Shouts of “cinco,” ‘’dos” and “cuatro” followed as Gay pointed to different numbers.
Traditionally, schools across Washington hold their prekindergarten classes in morning and afternoon shifts during the regular school day. But three years ago, as classrooms filled to capacity at all 21 elementary schools in Vancouver Public Schools, the district floated an idea with the families that filled an ever-growing waiting list.
“It just struck me during a late-night brainstorm session: Why can’t we do this in the evening?” said elementary mentor and preschool teacher Kendra Yamamoto.
She now oversees an evening preschool program that grew from just one campus in 2016 to nine sites this school year.
Twice a week for eight weeks, teachers like Gay help the young learners build their early math, reading and writing skills. The teachers also gently remind the preschoolers how to act in a classroom setting before they officially start kindergarten.
“I’m looking for friends whose lips are zipped because they’re not talking over me,” Gay said in a singsong voice.
“If we’re getting ready for kindergarten, do we color outside of the lines?” she asked, prompting a resounding “no” from the small class. “Right! And we all want to look like we’re ready for kindergarten.”
Later, after the preschoolers enjoyed pizza and juice, the parents returned to King Elementary for a short family activity. Yamamoto said she designs those lessons so mom and dad know what to expect as their children learn how to learn.
“They might ask me, ‘My kid’s backward letters — is that normal?’ Well, yes, it is. It’s called mirror writing,” Yamamoto said.
Vancouver Public Schools funds its evening preschool program — free of charge to all families — through a mix of funds for elementary schools and a private donation.
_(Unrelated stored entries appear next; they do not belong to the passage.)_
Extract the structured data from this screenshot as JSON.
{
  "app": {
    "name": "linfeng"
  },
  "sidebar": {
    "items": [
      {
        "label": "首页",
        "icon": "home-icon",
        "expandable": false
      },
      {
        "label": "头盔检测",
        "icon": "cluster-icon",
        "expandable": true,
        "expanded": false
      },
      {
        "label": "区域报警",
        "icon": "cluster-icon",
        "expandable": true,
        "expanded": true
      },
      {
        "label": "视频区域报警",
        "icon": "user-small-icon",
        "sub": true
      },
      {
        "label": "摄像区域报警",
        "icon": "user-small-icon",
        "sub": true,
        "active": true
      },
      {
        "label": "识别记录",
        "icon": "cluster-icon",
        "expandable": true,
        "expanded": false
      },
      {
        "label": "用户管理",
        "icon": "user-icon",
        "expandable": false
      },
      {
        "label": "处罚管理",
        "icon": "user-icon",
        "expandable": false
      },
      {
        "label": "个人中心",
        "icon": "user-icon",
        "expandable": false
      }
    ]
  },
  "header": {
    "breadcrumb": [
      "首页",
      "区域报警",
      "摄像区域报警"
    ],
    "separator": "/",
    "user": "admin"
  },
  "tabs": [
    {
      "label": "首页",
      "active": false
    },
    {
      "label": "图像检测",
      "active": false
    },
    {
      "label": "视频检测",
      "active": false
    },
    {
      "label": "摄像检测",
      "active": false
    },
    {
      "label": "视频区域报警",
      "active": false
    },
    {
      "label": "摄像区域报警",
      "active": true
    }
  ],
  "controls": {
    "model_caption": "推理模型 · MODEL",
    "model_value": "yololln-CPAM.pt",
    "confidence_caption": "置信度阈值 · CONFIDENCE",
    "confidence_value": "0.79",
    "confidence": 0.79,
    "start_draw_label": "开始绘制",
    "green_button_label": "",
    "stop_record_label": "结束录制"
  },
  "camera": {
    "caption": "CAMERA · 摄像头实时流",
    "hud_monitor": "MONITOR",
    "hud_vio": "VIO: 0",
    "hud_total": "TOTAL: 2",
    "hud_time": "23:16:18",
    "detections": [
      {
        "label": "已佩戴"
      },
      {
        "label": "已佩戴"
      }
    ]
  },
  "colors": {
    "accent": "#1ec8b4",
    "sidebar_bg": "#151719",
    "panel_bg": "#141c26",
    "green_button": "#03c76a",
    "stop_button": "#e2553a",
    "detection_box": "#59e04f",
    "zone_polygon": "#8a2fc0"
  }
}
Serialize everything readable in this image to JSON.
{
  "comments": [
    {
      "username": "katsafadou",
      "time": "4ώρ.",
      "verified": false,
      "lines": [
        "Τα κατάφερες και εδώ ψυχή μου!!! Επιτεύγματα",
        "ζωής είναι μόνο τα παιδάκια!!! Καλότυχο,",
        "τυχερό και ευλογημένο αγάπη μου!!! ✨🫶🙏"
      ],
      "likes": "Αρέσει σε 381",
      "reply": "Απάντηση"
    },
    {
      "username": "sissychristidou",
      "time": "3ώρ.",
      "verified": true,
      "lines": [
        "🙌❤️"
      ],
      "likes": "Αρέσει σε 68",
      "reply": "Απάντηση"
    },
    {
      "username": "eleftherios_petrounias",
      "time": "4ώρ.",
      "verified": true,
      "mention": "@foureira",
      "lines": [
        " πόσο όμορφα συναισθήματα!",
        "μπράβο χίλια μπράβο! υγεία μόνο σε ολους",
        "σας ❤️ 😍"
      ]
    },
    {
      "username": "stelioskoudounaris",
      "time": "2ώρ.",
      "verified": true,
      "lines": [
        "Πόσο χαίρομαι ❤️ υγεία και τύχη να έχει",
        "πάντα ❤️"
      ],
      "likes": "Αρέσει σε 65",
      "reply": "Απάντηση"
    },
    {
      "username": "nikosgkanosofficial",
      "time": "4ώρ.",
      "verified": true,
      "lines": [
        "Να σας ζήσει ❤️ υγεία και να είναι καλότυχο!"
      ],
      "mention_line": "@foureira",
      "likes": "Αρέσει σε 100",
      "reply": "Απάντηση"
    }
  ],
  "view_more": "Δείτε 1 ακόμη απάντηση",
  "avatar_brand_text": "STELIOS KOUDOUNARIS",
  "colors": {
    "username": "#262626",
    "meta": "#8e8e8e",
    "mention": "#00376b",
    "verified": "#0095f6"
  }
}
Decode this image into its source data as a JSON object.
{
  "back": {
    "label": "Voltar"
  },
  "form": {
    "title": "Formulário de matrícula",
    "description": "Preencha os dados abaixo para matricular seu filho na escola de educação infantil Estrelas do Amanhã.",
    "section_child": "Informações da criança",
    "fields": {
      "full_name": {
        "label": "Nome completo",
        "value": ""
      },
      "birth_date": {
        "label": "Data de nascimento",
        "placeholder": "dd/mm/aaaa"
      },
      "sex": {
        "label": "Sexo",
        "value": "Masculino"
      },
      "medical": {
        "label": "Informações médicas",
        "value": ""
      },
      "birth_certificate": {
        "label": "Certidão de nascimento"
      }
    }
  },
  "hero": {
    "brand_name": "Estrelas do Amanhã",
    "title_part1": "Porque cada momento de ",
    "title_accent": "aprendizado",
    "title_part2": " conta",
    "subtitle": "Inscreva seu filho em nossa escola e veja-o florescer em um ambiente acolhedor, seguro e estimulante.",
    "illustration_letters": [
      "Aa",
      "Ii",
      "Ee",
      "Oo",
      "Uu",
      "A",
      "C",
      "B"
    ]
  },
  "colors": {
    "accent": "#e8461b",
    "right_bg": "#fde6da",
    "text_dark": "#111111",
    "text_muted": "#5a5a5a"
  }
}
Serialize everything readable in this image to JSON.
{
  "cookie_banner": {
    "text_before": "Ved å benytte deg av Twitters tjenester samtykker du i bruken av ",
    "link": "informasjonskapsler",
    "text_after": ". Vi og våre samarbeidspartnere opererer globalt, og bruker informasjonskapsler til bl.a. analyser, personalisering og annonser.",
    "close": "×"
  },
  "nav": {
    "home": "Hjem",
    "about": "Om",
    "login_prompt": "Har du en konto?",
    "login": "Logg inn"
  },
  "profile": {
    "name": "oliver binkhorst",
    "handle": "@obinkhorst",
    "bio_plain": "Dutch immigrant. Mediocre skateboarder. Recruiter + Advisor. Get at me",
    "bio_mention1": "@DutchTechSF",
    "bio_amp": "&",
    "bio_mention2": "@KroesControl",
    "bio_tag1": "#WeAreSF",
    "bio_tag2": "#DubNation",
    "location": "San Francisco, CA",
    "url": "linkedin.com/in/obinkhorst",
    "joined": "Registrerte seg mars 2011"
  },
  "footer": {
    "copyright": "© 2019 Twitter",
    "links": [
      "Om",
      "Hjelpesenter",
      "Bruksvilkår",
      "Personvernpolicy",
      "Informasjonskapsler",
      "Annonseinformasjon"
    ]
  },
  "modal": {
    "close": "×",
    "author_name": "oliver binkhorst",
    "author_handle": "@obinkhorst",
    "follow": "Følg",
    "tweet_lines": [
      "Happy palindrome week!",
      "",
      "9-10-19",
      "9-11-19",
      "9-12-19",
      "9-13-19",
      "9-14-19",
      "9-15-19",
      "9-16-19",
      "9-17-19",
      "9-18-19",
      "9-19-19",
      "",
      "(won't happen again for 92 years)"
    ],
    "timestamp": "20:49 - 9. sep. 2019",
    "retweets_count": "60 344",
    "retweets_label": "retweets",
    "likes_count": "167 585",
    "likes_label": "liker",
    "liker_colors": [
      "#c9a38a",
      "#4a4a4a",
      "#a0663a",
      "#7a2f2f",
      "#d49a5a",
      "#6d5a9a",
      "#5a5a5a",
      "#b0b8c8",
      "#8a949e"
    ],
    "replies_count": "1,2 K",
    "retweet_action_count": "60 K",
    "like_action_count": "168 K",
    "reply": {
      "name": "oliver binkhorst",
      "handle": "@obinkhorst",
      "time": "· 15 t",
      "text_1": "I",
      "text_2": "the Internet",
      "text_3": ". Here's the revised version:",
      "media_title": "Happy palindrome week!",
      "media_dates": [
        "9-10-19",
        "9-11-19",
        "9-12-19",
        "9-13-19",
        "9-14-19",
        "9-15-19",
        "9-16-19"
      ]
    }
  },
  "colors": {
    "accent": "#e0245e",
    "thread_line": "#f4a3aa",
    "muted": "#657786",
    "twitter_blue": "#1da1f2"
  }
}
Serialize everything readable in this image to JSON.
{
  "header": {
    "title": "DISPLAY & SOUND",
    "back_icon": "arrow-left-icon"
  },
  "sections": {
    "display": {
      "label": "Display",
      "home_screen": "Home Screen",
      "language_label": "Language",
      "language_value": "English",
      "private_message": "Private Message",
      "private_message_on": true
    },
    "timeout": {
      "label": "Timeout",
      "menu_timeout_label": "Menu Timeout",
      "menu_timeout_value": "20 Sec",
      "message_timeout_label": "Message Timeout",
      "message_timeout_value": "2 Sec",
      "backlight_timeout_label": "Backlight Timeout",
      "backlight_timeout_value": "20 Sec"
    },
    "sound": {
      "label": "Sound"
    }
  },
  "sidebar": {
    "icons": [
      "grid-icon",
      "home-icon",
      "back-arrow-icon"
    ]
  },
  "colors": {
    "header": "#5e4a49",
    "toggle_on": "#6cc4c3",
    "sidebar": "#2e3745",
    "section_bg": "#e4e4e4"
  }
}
For years, the district has focused on early learning to ensure that more students walk into school ready to learn on day one. And on a state test that measures how well students are prepared for kindergarten, programs like the evening preschool classes appear to have helped Vancouver Public Schools boost its share of school-ready kindergartners from 39 percent in 2014 to 61 percent last year.
“We kind of started this on a song and a prayer,” Debra Hale, the district’s executive director of teaching and learning, said of the evening program.
“Nobody wants to close the door on these families . so this was one of those ideas that was so good that we just had to find a way.”